The nature of the partnership matters enormously. Broadcom does not build its own foundation models, making this a genuine collaboration rather than a vendor relationship with a latent competitor. A 405-comment Hacker News thread is debating whether the chip represents fully custom silicon designed from first principles — as Google's TPUs are — or a configured ASIC based on existing Broadcom platform IP. Even the latter would carry meaningful advantages: optimization for inference workloads specifically can dramatically reduce cost-per-token at scale, and cost-per-token is where OpenAI faces its most acute competitive pressure as Anthropic, Google, Meta, Mistral, and a growing list of open-weights providers compete on price as much as capability.
Google, meanwhile, has introduced computer-use capabilities in Gemini 3.5 Flash, its speed-optimized, lower-cost model tier. Computer use — the ability for an AI model to operate a graphical user interface by clicking, typing, reading screen content, and taking actions as a human would — was introduced by Anthropic for Claude last year. Google bringing it to a production-grade, cost-efficient tier signals the capability is moving from experimental to broadly deployable, with significant implications for automating legacy enterprise software that lacks a proper API.
The open-weights front is seeing its own inflection point. GLM-5.2, released by Chinese AI lab Zhipu AI, has drawn 248 points and 146 comments on Hacker News for what researchers describe as a genuine step change in open-source agent workflows. Its differentiator is not raw benchmark performance but specific optimization for tool use and multi-step agentic tasks — areas where open-weights models have historically lagged far behind closed frontier systems. For enterprises that want AI agents running on private infrastructure rather than calling back to external APIs, a competitive open-weights option materially changes the build-versus-buy calculation.

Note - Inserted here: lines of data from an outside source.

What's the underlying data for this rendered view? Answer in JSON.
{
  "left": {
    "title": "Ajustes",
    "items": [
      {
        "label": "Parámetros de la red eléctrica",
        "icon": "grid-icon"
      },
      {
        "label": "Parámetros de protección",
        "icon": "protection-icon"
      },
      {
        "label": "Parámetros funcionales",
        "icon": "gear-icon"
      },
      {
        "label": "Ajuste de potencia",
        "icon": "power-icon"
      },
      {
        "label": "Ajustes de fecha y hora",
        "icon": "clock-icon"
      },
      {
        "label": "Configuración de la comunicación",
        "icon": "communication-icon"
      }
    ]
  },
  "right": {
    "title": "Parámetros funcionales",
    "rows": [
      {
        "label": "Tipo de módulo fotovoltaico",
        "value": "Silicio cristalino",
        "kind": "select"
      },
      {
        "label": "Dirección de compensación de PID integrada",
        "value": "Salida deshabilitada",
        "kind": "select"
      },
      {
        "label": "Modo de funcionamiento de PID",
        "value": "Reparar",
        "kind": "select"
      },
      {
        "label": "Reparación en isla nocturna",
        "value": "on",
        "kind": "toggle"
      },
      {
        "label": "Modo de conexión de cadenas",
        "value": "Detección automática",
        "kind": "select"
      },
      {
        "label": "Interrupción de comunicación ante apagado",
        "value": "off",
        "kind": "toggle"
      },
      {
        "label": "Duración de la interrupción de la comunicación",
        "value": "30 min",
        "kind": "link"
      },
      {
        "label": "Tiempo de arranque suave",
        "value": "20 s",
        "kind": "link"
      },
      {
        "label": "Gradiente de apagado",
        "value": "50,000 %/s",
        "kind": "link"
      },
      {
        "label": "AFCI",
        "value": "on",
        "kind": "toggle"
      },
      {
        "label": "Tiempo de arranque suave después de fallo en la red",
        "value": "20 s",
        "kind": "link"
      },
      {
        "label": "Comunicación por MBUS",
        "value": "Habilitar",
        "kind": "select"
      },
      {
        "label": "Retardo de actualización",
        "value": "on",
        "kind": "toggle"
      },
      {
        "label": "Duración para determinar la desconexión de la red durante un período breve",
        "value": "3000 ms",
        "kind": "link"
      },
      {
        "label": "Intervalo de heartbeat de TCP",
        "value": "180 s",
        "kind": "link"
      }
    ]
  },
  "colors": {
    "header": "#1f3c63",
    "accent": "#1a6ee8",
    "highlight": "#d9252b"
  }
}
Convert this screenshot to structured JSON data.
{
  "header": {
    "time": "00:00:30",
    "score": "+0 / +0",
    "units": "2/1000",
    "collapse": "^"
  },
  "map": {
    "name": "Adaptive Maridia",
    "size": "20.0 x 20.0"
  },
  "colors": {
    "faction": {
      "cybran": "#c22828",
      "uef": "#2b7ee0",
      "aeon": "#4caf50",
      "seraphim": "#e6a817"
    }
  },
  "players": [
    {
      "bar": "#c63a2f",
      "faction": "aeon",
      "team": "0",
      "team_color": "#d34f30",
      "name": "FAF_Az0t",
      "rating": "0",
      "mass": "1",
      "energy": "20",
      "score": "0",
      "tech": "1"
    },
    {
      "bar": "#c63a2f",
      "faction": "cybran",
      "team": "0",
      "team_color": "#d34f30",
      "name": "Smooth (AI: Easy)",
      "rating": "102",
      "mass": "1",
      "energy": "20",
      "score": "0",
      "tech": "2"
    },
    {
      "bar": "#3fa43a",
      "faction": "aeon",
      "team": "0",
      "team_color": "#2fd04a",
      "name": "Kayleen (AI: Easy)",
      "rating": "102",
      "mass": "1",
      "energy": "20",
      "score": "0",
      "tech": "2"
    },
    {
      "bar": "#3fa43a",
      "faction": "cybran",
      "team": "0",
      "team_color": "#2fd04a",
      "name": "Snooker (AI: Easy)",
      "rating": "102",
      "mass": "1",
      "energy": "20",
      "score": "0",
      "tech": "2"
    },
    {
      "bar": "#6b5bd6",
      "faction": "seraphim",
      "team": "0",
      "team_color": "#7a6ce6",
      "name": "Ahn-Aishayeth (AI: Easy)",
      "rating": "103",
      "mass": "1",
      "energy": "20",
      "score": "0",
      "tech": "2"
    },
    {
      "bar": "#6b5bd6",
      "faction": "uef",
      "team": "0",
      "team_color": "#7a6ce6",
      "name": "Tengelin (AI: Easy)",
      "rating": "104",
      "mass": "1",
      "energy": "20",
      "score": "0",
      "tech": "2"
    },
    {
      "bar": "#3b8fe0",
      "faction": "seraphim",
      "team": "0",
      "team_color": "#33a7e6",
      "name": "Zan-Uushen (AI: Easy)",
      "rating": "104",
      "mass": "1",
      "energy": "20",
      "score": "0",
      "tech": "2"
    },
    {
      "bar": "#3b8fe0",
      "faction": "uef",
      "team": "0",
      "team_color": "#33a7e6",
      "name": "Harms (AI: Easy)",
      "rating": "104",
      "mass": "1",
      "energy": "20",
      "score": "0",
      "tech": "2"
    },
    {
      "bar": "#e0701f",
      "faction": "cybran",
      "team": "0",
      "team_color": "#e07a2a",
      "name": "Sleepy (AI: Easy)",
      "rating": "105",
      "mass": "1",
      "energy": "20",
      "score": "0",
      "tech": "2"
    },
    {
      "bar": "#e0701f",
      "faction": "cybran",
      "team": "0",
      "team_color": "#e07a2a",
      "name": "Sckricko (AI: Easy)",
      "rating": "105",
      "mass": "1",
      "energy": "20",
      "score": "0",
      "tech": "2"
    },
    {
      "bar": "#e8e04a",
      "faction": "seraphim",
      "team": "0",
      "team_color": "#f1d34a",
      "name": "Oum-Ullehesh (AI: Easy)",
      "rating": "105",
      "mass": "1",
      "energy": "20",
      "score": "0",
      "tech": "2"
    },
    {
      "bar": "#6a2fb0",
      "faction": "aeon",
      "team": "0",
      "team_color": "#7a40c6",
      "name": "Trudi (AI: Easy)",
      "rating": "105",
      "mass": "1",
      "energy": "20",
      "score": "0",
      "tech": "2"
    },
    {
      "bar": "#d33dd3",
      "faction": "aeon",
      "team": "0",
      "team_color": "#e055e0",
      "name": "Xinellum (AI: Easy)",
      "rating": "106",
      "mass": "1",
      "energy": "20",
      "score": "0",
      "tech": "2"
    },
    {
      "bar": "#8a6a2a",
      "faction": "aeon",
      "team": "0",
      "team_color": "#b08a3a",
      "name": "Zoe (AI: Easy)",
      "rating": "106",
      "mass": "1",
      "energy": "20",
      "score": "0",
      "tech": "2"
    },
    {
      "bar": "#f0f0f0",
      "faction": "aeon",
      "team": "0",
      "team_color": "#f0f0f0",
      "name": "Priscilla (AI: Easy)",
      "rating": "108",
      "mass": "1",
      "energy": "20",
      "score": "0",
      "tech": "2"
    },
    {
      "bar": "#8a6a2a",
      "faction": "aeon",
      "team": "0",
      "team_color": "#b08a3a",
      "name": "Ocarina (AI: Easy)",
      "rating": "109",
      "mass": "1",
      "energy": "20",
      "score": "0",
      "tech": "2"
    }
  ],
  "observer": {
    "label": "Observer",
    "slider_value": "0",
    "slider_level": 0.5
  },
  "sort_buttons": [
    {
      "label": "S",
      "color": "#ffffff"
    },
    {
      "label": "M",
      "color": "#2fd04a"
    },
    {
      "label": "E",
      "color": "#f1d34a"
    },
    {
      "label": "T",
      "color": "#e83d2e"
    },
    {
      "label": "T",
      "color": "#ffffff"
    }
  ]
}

Rounding out the model landscape, Krea has released Krea 2, a 12-billion-parameter open-weights image generation model claiming state-of-the-art benchmark performance. With 387 points, it landed strongly on Hacker News. The open-weights release is the strategic headline: it enables fine-tuning, custom deployment, and commercial use without API metering, and a competitive quality level at 12 billion parameters means broader deployability than heavier architectures.